An alternative more rarely used electron microscopy based
An alternative, more rarely used, electron microscopy-based approach exploits labeling of phagosomes with DAMP (3-(2,4-dinitroanilino)-30-amino-N-methyldipropylamine). DAMP is a weakly basic compound which is membrane-impermeable once it has been protonated. This way, DAMPH+ accumulates in acidic intracellular compartments. As the compound is fixable, treated cells can be analyzed in immuno-electron microscopy with a suitable monoclonal antibody. Within a reasonable range of pH and applying an extensive calibration effort the density of gold signals between compartments can reveal different pH (Clemens et al., 2004). The beauty of this approach is the proverbial visualization of pH differences at subcellular level.
A more readily applicable version of the DAMP assay is the abundantly used LysoTracker™ (a trademark of Thermo Fisher Scientific) assay. Like DAMP, LysoTracker™ is a weak Licarbazepine which accumulates in acidic compartments but LysoTracker™ is fluorescent. Semi-quantification of acidification of a compartment is possible by counting the number of LysoTracker™-positive phagosomes (von Bargen et al., 2009), e.g., of phagosomes with a pH below a certain threshold (in our hands around 5.8–6.0). As with DAMP, calibration is extremely difficult because the indicators would not enter the cells when added at low extracellular pH. When using LysoTracker™ it is important to not only use low nanomolar concentrations but to also keep it on cells only briefly because otherwise the compound itself can raise the pH within phagosomes. Finally, LysoTracker™ is not directly fixable due to the lack of a primary amino group and ought to be analyzed in live cells or signals become fuzzy.
A recent modification of LysoTracker™ is the ‘Superior Lyso Probes’ series of fluorophores which are retained in acidic compartments for hours opposed to minutes for LysoTracker (Chen et al., 2015).

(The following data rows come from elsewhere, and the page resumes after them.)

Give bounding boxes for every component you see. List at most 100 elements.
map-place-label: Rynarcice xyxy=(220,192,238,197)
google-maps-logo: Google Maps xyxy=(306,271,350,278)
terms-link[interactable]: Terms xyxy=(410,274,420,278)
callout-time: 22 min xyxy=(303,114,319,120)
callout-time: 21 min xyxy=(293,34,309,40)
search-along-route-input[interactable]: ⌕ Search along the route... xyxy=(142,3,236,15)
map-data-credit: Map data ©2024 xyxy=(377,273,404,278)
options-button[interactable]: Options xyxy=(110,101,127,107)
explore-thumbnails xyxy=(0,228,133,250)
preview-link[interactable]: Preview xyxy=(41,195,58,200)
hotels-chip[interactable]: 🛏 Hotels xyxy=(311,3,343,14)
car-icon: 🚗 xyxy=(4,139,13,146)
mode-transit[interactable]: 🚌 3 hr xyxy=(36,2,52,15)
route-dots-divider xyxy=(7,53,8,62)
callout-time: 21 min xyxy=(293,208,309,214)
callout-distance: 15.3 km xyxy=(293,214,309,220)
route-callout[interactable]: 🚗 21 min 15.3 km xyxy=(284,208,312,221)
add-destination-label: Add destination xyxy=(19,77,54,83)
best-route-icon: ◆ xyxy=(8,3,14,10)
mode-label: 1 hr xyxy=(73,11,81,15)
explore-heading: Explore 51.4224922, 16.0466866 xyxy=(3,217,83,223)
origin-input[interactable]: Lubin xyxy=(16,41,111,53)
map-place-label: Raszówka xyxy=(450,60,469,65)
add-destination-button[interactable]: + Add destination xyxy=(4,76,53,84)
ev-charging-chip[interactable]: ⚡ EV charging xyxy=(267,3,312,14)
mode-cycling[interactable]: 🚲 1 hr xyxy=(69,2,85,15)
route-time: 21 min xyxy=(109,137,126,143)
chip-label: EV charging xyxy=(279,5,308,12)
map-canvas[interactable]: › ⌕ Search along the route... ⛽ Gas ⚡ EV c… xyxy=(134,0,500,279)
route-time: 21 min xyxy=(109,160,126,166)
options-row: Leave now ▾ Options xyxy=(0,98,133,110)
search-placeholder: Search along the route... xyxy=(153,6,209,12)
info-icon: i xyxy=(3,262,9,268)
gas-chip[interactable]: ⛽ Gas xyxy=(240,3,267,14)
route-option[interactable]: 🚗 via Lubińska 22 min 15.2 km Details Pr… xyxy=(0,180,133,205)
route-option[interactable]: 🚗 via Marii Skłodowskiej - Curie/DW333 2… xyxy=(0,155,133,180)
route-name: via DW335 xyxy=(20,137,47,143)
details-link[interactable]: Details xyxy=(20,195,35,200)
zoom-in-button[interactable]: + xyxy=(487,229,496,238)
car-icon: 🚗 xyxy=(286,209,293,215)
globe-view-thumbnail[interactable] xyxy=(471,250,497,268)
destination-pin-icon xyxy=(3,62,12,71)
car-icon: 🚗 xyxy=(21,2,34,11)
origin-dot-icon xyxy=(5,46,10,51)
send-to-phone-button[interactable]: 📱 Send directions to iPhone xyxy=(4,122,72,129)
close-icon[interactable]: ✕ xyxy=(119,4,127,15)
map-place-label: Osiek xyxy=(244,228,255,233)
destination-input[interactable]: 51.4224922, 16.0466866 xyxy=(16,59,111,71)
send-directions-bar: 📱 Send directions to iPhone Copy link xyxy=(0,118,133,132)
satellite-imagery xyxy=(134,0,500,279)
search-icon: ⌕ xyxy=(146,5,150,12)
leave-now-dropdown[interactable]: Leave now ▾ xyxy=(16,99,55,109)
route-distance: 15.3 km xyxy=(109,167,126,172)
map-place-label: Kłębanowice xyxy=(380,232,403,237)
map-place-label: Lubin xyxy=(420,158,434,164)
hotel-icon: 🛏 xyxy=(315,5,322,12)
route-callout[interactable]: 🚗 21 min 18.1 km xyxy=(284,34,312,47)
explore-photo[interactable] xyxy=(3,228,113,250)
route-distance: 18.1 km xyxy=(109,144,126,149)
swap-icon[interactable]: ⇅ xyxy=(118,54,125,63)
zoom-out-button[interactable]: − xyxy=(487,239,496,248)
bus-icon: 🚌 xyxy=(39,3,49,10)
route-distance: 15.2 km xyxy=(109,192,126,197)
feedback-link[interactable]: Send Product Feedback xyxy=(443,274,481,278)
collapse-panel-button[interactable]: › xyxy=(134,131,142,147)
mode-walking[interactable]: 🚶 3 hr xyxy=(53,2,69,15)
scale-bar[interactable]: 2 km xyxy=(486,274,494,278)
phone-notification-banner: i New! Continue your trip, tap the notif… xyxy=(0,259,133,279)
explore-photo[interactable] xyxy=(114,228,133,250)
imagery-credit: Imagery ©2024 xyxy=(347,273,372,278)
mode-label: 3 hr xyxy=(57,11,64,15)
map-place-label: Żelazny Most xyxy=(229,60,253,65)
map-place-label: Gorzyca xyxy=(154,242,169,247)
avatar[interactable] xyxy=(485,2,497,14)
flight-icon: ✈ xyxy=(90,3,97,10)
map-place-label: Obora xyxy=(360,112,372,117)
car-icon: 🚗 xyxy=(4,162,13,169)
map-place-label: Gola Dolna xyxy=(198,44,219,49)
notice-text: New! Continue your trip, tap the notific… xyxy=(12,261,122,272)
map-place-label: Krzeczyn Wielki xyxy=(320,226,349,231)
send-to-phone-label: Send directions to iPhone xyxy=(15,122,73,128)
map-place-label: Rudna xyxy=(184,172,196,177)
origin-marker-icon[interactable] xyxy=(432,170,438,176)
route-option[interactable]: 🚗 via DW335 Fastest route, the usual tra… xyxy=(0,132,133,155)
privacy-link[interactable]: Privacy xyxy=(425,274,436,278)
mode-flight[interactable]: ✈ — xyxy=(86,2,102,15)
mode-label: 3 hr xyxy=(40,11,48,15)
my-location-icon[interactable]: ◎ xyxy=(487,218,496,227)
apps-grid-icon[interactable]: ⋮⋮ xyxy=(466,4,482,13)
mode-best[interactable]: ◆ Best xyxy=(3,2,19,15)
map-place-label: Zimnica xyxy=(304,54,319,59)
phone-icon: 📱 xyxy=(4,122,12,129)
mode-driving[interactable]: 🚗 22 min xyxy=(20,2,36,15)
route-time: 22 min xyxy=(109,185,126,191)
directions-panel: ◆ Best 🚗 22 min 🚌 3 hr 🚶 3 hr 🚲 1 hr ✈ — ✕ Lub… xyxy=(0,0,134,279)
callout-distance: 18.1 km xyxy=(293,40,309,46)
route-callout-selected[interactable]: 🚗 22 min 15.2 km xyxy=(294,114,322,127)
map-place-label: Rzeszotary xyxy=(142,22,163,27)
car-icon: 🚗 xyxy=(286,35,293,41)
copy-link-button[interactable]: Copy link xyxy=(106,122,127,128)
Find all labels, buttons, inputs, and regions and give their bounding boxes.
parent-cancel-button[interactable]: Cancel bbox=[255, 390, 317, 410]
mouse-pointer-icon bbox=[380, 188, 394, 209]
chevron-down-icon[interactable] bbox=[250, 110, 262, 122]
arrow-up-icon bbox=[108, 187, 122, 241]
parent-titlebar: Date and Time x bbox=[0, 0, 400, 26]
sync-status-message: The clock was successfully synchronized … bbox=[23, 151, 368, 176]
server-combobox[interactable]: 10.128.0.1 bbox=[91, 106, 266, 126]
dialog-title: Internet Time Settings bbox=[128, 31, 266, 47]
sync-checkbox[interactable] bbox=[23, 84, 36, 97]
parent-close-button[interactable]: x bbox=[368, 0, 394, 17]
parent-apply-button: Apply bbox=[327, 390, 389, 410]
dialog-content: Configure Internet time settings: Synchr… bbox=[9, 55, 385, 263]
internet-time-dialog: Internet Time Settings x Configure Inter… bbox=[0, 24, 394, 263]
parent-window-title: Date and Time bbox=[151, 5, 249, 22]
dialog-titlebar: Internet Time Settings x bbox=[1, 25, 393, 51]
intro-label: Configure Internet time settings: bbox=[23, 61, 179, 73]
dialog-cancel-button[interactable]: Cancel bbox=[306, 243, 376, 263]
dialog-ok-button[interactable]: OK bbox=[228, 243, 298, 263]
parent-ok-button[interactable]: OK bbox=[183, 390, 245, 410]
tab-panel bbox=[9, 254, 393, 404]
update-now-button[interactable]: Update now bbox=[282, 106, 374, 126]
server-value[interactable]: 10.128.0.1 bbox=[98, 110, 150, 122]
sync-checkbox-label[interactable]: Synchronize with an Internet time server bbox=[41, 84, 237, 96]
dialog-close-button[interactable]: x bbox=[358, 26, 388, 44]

Other modifications include the LysoBrite™ (AAT-Bioquest – Biomol, Germany) and pHrodo™ (ThermoFisher Scientific) stains. pHrodo™ increases fluorescence in the acidic range and can be used for pH quantification in the same way as fluorescein.
Drugs which block V-ATPase and/or lysosome acidification Several natural and synthetic proton pump inhibitors have been developed for biomedical research into V-ATPases and the role of acidification in antimicrobial defense. Especially cancer therapy profited from a pharmacological reduction of V-ATPase-mediated acidification (Perez-Sayans et al., 2009). The commonly applied research tools bafilomycin A1 (Bowman et al., 1988) and concanamycin A (Drose et al., 1993) are first-generation V-ATPase inhibitors with IC50 values in the low nanomolar range. Later on, the benzolactone enamides e.g., salicylihamide (Erickson et al., 1997), apicularen A and B (Kunze et al., 1998) and the macrolactone archazolid (Sasse et al., 2003) were discovered as cytotoxic agents in anti-tumor or anti-virus screens and were identified as potent V-ATPase inhibitors. Pharmacological engineering of these compounds was applied to determine the common functional groups mediating V-ATPase inhibition and to synthesize optimized inhibitors for disease treatment. Manzamine A (Kallifatidis et al., 2013), diphyllin (Sorensen et al., 2007) and the pea albumin 1 subunit b (PA1b) (Chouabe et al., 2011) belong to the newest generation of V-ATPase inhibitors. Most of these drugs bind to the V-ATPase VO sector and prevent proton translocation by blocking VO rotation (Bockelmann et al., 2010, Bowman et al., 2004, Osteresch et al., 2012, Wang et al., 2005, Xie et al., 2004). Some inhibitors, e.g., N-ethylmaleimide (NEM) and 4-chloro-7-nitrobenz-2-oxa-1,3-diazole chloride (NBD-Cl), bind to sector V1 and limit ATP hydrolysis (Forgac, 1989). It is of note, that many of these inhibitors are quite specific for V-ATPases but recent research highlighted the need for careful data interpretation whenever V-ATPase function is pharmacologically inhibited (Mauvezin and Neufeld, 2015).